Mean preop LKA was 20.49 in LSF group and 21.26 in SSFIFL group which
decreased to 8.43 in LSF group and 9.27 in SSFIFL group in the immediate
post-op period. At the end of final follow up i.e 6 months post-op mean
decrease in LKA achieved was 13.89 in LSF and 14.2 in SSFIFL group.
Mean ABH
and mean PBH were 12.43 and 17.33
respectively in LSF group and 9.6 and 14.24 respectively in SSFIFL group which
increased to 16.01 and 20.71 in the LSF group and 13.2 and 18.02 in the SSFIFL
groups respectively in the immediate post-op period. And at the end of final
follow up i.e 6 months post-op mean increase in ABH and PBH were respectively
5.3 and 5.23 in LSF group and 6 and 5.7 in SSFIFL group.
In
our study 4 patients, 2 in each group had loss of kyphosis correction with
concurrent loss of anterior body height. However these 2 patients in SSF group
were the ones who had screw inserted into only one pedicle of the fractured
vertebra as the other pedicle was fractured. A further study is warranted
entailing the details of type of implant used, levels of laminectomy performed,
surgical accuracy in screw insertion, multiple attempts at screw insertion.
ABH
and PBH restoration is attributed to many reasons. The lordotically contoured
rods and pedicle screw fixation at the fractured vertebra can produce a forward
driving force to enhance the reduction and reshaping. Moreover, the screw
inserted into the fractured vertebra can be used to directly raise the end
plate to assist in the restoration of the compressed vertebral height. Second,
short-segment fixation with intermediate screws can improve the stress
distribution of the internal fixation system and protect the uninjured vertebra
and intervertebral disc. Finally, there may be a vertebral body filling effect
because vertebral compression results in trabecular bone destruction; a cavity
is produced within the vertebral body after reduction. This may induce
vertebral recollapse postoperatively. A pedicle screw inserted into the
fractured vertebra can fill this cavity, resulting in a better reduction of the
fractured vertebra. Hence SSF is superior than LSF in our analysis.

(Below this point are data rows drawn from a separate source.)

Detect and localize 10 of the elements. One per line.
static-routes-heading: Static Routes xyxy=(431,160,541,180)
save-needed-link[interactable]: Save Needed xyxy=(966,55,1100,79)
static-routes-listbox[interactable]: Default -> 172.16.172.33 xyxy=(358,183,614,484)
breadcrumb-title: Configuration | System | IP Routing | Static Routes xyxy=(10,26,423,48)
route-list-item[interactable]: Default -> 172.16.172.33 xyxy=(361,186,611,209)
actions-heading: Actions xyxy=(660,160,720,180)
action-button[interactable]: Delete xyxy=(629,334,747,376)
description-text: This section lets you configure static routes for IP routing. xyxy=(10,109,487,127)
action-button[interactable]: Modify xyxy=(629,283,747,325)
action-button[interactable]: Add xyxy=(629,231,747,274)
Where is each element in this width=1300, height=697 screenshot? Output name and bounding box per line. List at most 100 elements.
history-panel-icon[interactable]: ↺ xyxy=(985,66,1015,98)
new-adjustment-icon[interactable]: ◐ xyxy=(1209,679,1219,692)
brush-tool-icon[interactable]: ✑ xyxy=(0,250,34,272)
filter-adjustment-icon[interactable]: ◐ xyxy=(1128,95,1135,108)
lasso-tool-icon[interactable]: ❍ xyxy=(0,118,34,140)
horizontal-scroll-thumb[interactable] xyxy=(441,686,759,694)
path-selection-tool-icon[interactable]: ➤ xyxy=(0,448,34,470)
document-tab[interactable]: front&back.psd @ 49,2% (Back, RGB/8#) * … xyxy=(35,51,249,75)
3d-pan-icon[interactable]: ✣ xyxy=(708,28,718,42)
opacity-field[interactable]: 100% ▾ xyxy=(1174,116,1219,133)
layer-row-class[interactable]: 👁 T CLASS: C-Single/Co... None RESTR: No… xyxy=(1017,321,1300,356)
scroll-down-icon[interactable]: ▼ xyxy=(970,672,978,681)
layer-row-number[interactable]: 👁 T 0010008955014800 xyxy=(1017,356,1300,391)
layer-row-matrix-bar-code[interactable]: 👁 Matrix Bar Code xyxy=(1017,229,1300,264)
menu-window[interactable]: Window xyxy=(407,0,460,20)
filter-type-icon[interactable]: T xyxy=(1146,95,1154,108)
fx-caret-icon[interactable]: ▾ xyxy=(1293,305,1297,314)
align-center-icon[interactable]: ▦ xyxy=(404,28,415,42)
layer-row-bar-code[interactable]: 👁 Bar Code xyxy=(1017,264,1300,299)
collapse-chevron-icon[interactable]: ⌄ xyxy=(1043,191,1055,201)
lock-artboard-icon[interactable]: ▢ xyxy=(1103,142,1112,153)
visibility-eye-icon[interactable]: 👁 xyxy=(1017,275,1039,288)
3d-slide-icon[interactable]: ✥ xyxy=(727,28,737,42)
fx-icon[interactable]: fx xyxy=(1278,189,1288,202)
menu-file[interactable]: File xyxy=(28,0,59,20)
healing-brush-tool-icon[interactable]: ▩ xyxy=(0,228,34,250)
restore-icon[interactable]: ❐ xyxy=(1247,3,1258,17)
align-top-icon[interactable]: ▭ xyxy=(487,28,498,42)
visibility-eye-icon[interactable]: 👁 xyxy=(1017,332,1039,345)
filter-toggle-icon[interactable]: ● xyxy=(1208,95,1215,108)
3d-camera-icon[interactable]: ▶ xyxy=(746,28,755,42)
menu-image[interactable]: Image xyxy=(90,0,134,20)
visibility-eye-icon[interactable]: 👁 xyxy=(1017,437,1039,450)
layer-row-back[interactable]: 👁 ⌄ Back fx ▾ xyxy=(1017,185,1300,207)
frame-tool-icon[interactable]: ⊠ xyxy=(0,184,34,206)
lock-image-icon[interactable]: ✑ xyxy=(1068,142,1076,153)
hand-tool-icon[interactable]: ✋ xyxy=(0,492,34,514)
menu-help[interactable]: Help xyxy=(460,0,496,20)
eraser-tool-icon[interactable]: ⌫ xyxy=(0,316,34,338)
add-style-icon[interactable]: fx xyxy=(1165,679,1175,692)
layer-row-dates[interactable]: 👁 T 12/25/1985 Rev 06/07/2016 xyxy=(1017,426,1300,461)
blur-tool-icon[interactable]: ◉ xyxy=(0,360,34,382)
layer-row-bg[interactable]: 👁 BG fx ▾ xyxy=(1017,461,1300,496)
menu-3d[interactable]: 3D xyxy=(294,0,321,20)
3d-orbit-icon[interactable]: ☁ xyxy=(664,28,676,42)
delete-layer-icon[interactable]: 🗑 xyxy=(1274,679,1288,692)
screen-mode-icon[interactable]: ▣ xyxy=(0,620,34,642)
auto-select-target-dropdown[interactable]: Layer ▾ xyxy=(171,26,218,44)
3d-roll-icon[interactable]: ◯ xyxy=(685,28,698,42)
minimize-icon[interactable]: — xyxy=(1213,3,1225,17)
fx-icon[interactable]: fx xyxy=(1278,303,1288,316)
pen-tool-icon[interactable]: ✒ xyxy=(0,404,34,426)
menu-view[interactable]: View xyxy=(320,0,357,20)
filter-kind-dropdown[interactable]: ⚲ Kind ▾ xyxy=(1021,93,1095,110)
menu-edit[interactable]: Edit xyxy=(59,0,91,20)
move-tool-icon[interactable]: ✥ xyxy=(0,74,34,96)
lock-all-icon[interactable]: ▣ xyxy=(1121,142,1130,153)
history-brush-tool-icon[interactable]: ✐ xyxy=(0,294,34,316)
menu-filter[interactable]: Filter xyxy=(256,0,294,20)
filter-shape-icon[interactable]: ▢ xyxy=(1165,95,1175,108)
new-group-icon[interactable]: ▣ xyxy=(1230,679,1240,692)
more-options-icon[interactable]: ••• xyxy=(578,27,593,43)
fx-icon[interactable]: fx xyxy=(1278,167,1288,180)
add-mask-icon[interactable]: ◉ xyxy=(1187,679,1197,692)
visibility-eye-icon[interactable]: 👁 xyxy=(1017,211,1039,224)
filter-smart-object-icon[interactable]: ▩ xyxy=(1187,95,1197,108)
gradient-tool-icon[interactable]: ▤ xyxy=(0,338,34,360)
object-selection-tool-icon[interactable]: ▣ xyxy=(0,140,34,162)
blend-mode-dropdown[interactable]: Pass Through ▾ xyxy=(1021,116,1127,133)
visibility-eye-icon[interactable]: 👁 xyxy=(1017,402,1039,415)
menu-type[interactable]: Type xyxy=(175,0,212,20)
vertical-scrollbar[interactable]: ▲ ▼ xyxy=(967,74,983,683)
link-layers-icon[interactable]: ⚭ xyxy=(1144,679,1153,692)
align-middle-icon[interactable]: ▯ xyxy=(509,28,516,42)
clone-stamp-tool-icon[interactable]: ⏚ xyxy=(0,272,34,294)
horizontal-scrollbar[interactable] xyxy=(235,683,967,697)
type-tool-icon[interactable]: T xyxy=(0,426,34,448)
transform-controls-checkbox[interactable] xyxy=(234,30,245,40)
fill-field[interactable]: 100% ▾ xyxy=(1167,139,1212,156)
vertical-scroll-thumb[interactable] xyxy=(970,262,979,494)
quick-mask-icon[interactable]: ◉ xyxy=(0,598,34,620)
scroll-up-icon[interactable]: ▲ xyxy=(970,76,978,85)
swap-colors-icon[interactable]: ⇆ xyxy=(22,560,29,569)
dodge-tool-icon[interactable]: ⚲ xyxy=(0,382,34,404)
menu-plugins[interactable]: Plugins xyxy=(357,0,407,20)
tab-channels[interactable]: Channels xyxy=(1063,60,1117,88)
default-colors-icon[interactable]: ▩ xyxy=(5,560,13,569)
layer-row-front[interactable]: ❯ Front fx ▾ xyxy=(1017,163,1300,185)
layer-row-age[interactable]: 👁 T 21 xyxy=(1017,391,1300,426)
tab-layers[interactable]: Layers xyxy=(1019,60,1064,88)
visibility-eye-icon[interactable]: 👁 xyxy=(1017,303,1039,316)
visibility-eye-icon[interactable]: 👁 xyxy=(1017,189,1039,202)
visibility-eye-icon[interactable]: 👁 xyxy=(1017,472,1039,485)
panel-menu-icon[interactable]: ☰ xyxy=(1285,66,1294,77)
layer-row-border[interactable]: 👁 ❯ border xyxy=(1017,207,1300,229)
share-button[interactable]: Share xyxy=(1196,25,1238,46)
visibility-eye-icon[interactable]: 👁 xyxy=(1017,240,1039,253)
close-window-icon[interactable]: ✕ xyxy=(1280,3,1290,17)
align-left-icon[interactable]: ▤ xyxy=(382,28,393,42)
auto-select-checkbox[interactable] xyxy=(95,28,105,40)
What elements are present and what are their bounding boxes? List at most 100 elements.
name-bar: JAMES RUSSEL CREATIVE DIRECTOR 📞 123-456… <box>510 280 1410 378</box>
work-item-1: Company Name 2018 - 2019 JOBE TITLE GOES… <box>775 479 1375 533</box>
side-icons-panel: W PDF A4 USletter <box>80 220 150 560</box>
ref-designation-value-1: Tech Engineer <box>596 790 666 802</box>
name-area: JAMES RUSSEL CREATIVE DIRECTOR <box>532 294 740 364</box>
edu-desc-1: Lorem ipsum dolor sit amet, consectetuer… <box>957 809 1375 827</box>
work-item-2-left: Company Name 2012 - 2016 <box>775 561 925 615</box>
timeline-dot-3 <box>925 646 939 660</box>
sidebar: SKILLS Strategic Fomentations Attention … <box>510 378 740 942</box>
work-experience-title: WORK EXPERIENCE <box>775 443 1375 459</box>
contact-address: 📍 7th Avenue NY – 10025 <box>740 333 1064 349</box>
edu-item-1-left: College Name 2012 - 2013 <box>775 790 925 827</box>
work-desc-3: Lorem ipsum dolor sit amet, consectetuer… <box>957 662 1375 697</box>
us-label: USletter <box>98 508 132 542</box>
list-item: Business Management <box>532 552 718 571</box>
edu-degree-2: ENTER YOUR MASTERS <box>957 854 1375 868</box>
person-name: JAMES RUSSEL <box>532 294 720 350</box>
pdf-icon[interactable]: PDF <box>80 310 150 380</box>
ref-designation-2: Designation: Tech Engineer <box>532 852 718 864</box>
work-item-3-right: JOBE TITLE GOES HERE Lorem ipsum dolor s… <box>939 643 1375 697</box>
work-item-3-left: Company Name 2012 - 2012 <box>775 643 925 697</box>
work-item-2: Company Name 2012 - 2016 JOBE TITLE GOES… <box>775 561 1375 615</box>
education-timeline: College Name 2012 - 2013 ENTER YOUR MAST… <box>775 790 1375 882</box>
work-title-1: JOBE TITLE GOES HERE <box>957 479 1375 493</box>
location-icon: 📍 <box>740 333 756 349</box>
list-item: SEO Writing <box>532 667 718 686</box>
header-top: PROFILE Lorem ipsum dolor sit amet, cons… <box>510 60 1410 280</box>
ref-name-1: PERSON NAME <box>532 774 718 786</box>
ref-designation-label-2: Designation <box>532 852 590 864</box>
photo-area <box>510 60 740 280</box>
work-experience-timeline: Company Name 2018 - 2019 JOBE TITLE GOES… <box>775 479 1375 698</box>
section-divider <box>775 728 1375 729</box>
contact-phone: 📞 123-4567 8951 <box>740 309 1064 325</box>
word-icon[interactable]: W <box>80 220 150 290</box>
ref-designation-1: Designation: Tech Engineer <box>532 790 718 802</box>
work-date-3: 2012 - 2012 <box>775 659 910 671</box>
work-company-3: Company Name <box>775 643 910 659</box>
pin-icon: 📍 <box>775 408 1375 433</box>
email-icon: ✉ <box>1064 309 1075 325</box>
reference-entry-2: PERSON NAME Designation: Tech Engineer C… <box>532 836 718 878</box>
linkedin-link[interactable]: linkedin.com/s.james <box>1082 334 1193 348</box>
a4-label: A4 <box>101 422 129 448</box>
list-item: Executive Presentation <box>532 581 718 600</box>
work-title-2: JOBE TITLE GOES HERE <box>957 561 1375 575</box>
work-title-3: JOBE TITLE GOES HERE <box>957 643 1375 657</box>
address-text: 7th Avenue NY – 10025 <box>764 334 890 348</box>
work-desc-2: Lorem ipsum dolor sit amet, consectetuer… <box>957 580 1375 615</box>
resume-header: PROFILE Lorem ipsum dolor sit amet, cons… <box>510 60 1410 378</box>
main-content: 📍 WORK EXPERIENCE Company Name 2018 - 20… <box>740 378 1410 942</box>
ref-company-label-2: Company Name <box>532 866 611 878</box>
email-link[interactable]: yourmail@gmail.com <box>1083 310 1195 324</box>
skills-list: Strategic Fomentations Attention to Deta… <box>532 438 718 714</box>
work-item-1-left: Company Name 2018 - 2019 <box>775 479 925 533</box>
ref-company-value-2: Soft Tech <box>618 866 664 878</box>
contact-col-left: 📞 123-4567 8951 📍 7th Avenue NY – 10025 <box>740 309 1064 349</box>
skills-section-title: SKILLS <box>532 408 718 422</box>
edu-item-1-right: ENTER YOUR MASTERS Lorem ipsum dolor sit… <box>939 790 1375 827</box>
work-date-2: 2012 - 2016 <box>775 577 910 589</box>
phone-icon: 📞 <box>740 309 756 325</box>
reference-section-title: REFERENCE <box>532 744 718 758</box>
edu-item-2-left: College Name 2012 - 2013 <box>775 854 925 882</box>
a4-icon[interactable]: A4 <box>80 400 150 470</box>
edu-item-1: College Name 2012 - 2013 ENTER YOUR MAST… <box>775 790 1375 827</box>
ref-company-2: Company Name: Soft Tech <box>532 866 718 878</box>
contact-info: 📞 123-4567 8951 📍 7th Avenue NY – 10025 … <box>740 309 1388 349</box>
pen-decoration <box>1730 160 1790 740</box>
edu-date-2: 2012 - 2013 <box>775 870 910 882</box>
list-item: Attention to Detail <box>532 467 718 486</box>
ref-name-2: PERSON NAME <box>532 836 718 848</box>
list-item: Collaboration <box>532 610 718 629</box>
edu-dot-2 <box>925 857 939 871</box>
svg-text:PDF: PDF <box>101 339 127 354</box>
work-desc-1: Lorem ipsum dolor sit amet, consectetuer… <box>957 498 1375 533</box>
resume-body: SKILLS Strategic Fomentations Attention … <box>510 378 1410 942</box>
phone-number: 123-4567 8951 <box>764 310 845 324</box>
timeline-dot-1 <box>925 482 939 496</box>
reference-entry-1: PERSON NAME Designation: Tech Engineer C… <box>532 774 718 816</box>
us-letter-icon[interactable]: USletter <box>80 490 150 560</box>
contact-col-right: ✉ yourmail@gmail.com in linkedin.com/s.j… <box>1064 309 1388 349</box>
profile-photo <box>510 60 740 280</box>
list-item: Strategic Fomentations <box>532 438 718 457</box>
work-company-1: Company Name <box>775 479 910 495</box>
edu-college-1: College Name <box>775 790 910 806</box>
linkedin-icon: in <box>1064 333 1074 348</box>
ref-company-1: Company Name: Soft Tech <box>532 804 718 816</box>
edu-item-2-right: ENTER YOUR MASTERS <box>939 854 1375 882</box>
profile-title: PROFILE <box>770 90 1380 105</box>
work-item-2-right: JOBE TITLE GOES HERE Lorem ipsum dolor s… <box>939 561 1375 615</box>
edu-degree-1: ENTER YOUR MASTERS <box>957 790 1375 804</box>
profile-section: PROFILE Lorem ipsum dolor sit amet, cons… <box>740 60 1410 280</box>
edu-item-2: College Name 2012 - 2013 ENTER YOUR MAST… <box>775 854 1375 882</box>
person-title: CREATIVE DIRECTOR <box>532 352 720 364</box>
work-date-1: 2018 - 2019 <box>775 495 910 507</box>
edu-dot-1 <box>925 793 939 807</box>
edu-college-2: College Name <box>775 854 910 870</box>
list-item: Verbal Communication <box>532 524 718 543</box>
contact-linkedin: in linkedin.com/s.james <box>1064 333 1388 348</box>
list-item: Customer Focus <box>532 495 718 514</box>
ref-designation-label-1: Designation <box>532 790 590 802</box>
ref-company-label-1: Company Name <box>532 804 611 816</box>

From this data its clear that the LKA, ABH, PBH in both LSF and SSFIFL groups at the end of follow up
are almost same or comparable making it clear that almost same amount of
improvement can be achieved with SSFIFL at the cost of less level of implant
fixation, less implant cost, less blood loss, less operative time, less post-op
hospital stay as compared to LSF group.